Neden-sonuç ilişkisi kurmaz. Yapılan eylemlerin nedenleri ve sonuçları vardır ama bunu hiç düşünmez. Bunlardan yola çıkarak davranış ve duruş belirlemez.

Tutkuyla yapılan bir eylem sonuçlanana kadar tutkuyla sürdürülür; öncesi, sonrası, ötesi, berisi, aması yoktur. Bu duygu tatmin olduğunda hedefe ulaşılmıştır. Arkaya bakmadan rutine dönülür.

Bir dahaki serüvene kadar...

Gerekçe istemez. Mantık aramaz. Sadece ister. Nereye denk düştüğüyle hiç ilgilenmez.

Gereklilik sadece hedefe ulaşana kadar ki süreçte geçerlidir. Herşey mübahtır tutkuda... Aşkta ve savaşta herşey mübahtır denilen aşk tutkudur.

Size o güne kadar öğretilmiş ne varsa onların dışında; bildiğiniz ve inandığınız tüm değerlerin karşısındadır.

Sizi bildiğiniz ve inandığınız, deli gibi sahiplenip savunduğunuz, kendim dediğiniz değerler yığınından bir çırpıda alıp kaf dağının ardına atıverir. Sormazsınız bile burası neresi neden bu kadar uzak diye... Bilirsiniz 'kendinizden' bu kadar uzakta olmalısınızdır.
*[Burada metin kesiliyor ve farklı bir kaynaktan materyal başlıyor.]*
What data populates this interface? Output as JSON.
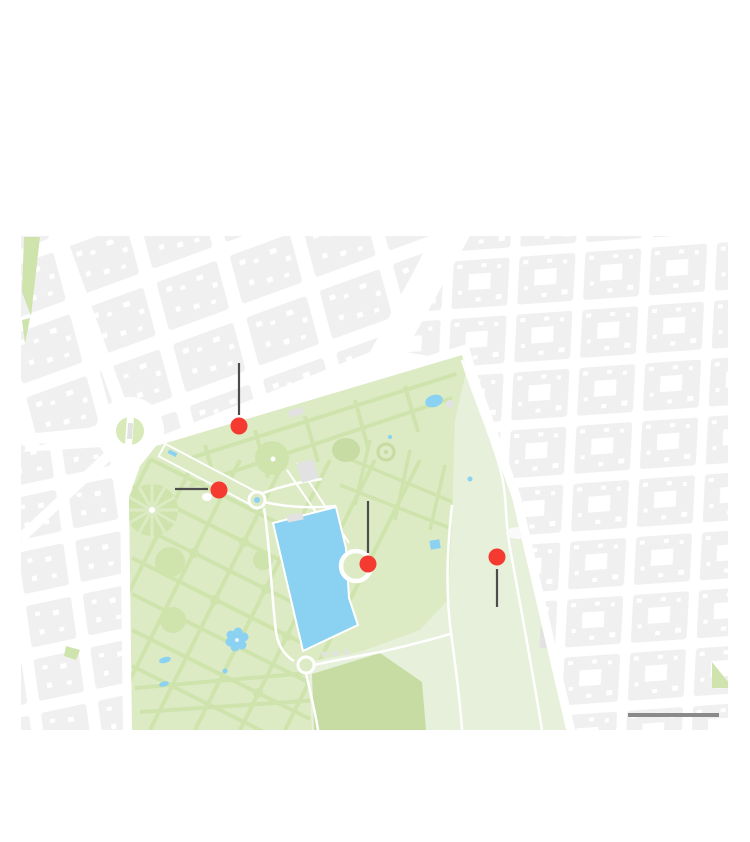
{
  "map": {
    "region": {
      "x": 21,
      "y": 236,
      "width": 707,
      "height": 494
    },
    "markers": [
      {
        "id": "marker-1",
        "x": 239,
        "y": 426
      },
      {
        "id": "marker-2",
        "x": 219,
        "y": 490
      },
      {
        "id": "marker-3",
        "x": 368,
        "y": 564
      },
      {
        "id": "marker-4",
        "x": 497,
        "y": 557
      }
    ],
    "marker_radius": 8.5,
    "leader_lines": [
      {
        "x1": 239,
        "y1": 363,
        "x2": 239,
        "y2": 415
      },
      {
        "x1": 175,
        "y1": 489,
        "x2": 208,
        "y2": 489
      },
      {
        "x1": 368,
        "y1": 501,
        "x2": 368,
        "y2": 553
      },
      {
        "x1": 497,
        "y1": 569,
        "x2": 497,
        "y2": 607
      }
    ],
    "leader_line_width": 2.2,
    "scale_bar": {
      "x1": 628,
      "x2": 719,
      "y": 715,
      "thickness": 4
    },
    "colors": {
      "street": "#ffffff",
      "block": "#f0f0f0",
      "park_base": "#dcebc4",
      "park_mid": "#cfe3ad",
      "park_dark": "#c6dca2",
      "park_pale": "#e7f0da",
      "water": "#8ad1f2",
      "building": "#e2e2e2",
      "marker": "#f43a31",
      "leader_line": "#4d4d4d",
      "scale_bar": "#8a8a8a"
    }
  }
}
Olmadığınız kadar yalancı, olmadığınız kadar bayağı, olmadığınız kadar insana hiç yakışmayan durumlarda olursunuz ama bunları farketseniz de umursamazsınız çünkü bu tanımların ötesinde bir yerdedir bu duygu; bunlar içinde barınmaz.

Aynı zamanda hiç olmadığınız kadar sade, olmadığınız kadar doğal ve olmadığınız kadar insansınızdır.
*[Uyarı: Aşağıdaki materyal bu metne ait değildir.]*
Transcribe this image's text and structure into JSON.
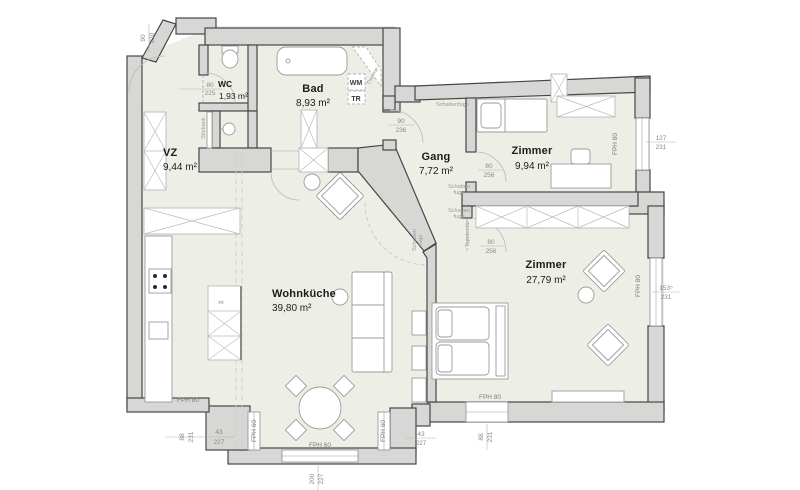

O güne kadar gerek kendi ellerinizle özene bezene biçip giydiğiniz ya da size giydirilmiş tüm kıyafetlerden soyunmanız gerekir. Tutku çıplaktır.
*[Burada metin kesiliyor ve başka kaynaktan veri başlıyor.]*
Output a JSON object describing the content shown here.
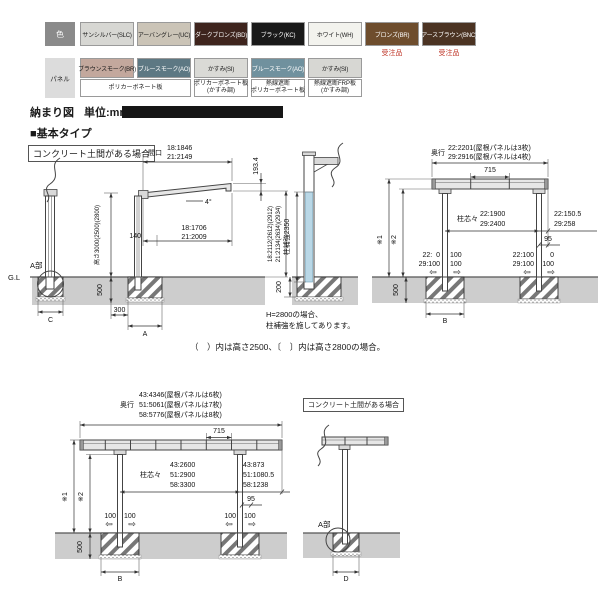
{
  "palette": {
    "order_red": "#c0392b",
    "ground": "#cdcdcd",
    "pillar_blue": "#b9d7e6"
  },
  "color_table": {
    "color_row_label": "色",
    "panel_row_label": "パネル",
    "colors": [
      {
        "label": "サンシルバー(SLC)",
        "bg": "#d7d7d3",
        "fg": "#1a1a1a",
        "note": ""
      },
      {
        "label": "アーバングレー(UC)",
        "bg": "#cbc4b7",
        "fg": "#1a1a1a",
        "note": ""
      },
      {
        "label": "ダークブロンズ(BD)",
        "bg": "#3e241d",
        "fg": "#ffffff",
        "note": ""
      },
      {
        "label": "ブラック(KC)",
        "bg": "#191919",
        "fg": "#ffffff",
        "note": ""
      },
      {
        "label": "ホワイト(WH)",
        "bg": "#f3f3ee",
        "fg": "#1a1a1a",
        "note": ""
      },
      {
        "label": "ブロンズ(BR)",
        "bg": "#6e4d2d",
        "fg": "#ffffff",
        "note": "受注品"
      },
      {
        "label": "アースブラウン(BNC)",
        "bg": "#4b3322",
        "fg": "#ffffff",
        "note": "受注品"
      }
    ],
    "panels": [
      {
        "label": "ブラウンスモーク(BR)",
        "bg": "#c3a89d",
        "fg": "#1a1a1a"
      },
      {
        "label": "ブルースモーク(AO)",
        "bg": "#5d7883",
        "fg": "#ffffff"
      },
      {
        "label": "かすみ(SI)",
        "bg": "#dadad6",
        "fg": "#1a1a1a"
      },
      {
        "label": "ブルースモーク(AO)",
        "bg": "#70919e",
        "fg": "#ffffff"
      },
      {
        "label": "かすみ(SI)",
        "bg": "#d7d7d3",
        "fg": "#1a1a1a"
      }
    ],
    "materials": [
      {
        "line1": "ポリカーボネート板",
        "line2": ""
      },
      {
        "line1": "ポリカーボネート板",
        "line2": "(かすみ調)"
      },
      {
        "line1": "熱線遮断",
        "line2": "ポリカーボネート板"
      },
      {
        "line1": "熱線遮断FRP板",
        "line2": "(かすみ調)"
      }
    ]
  },
  "header": {
    "title": "納まり図",
    "unit": "単位:mm",
    "section": "■基本タイプ"
  },
  "notes": {
    "concrete_case": "コンクリート土間がある場合",
    "bracket_note": "（　）内は高さ2500、〔　〕内は高さ2800の場合。",
    "reinforce_note1": "H=2800の場合、",
    "reinforce_note2": "柱補強を施してあります。"
  },
  "side_view": {
    "width_label": "間口",
    "width_18": "18:1846",
    "width_21": "21:2149",
    "slope": "4°",
    "panel_18": "18:1706",
    "panel_21": "21:2009",
    "dim_140": "140",
    "height_note": "高さ3000(2500)(2800)",
    "dim_500": "500",
    "dim_300": "300",
    "dim_A": "A",
    "dim_C": "C",
    "gl": "G.L",
    "a_part": "A部",
    "front_height": "193.4",
    "eave_18": "18:2112(2612)(2912)",
    "eave_21": "21:2134(2634)(2934)"
  },
  "pillar": {
    "reinforce": "柱補強2350",
    "dim_200": "200"
  },
  "front_small": {
    "depth_label": "奥行",
    "depth_22": "22:2201(屋根パネルは3枚)",
    "depth_29": "29:2916(屋根パネルは4枚)",
    "pitch_715": "715",
    "span_label": "柱芯々",
    "span_22": "22:1900",
    "span_29": "29:2400",
    "over_22": "22:150.5",
    "over_29": "29:258",
    "dim_95": "95",
    "star1": "※1",
    "star2": "※2",
    "left_l1": "22:  0",
    "left_l1r": "100",
    "left_l2": "29:100",
    "left_l2r": "100",
    "right_l1": "22:100",
    "right_l1r": "0",
    "right_l2": "29:100",
    "right_l2r": "100",
    "dim_500": "500",
    "dim_B": "B"
  },
  "front_large": {
    "depth_label": "奥行",
    "depth_43": "43:4346(屋根パネルは6枚)",
    "depth_51": "51:5061(屋根パネルは7枚)",
    "depth_58": "58:5776(屋根パネルは8枚)",
    "pitch_715": "715",
    "span_label": "柱芯々",
    "span_43": "43:2600",
    "span_51": "51:2900",
    "span_58": "58:3300",
    "over_43": "43:873",
    "over_51": "51:1080.5",
    "over_58": "58:1238",
    "dim_95": "95",
    "star1": "※1",
    "star2": "※2",
    "dim_100": "100",
    "dim_500": "500",
    "dim_B": "B"
  },
  "concrete_detail": {
    "a_part": "A部",
    "dim_D": "D"
  },
  "icons": {
    "arrow_hollow_left": "⇦",
    "arrow_hollow_right": "⇨"
  }
}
Paylaşmayı bilmez, sevmez, istemez. Sadece iki şeye yaşam hakkı vardır o alanda... Kendisi ve tutku duyduğu...

Tutku cinayetleri diye bir kavram var. Asla onaylamam bir insanın başka bir insanın yaşam hakkını elinden almasını... Kavram üzerine düşününce; anlıyorsunuz sadece... O kadar büyük bir tutku ki... Paylaşmaya asla yanaşmıyor... Dişi örümceğin erkek örümceği yemesi ve erkeğin bunu bile bile dişinin yanına gitmesi gibi bir durum bu...

Patrick Süskind'in son dönemlerde çekilen filmle birlikte tekrar gündeme oturan kitabı Koku'yu ben lise yıllarımda okumuştum. Ordaki roman kahramanının aşık olduğu kızın kokusuna duyduğu tutku inanılmazdı. Kentin neresinde olursa olsun alıyordu onun kokusunu ve en sonunda onu koklayarak, kokusunu bitirerek öldürüyordu. İnanılmaz bir tutku tanımıydı. Çok etkilenmiştim o zaman... Birşeyi böyle ölümüne istemek.

Yetinmez, korumasızdır. Bir daha hiç koklayamayacağını bilse de o kokuyu bitirene kadar koklar. Halbuki akıllı biri her gün yeteri kadar koklar ve ömrünün sonuna kadar her günü o kokuyla geçer di mi... Hayır... Saklamaz... Sonuna kadardır her neyse...

Yakıcıdır... Milyarlarca hektar alanı kül edecek kadar...

İnsanın xwq halidir. Bilinen bütün hallerinin dışında, herkesin bildiği ve olduğu ancak literatürlerde yer verilmeyen...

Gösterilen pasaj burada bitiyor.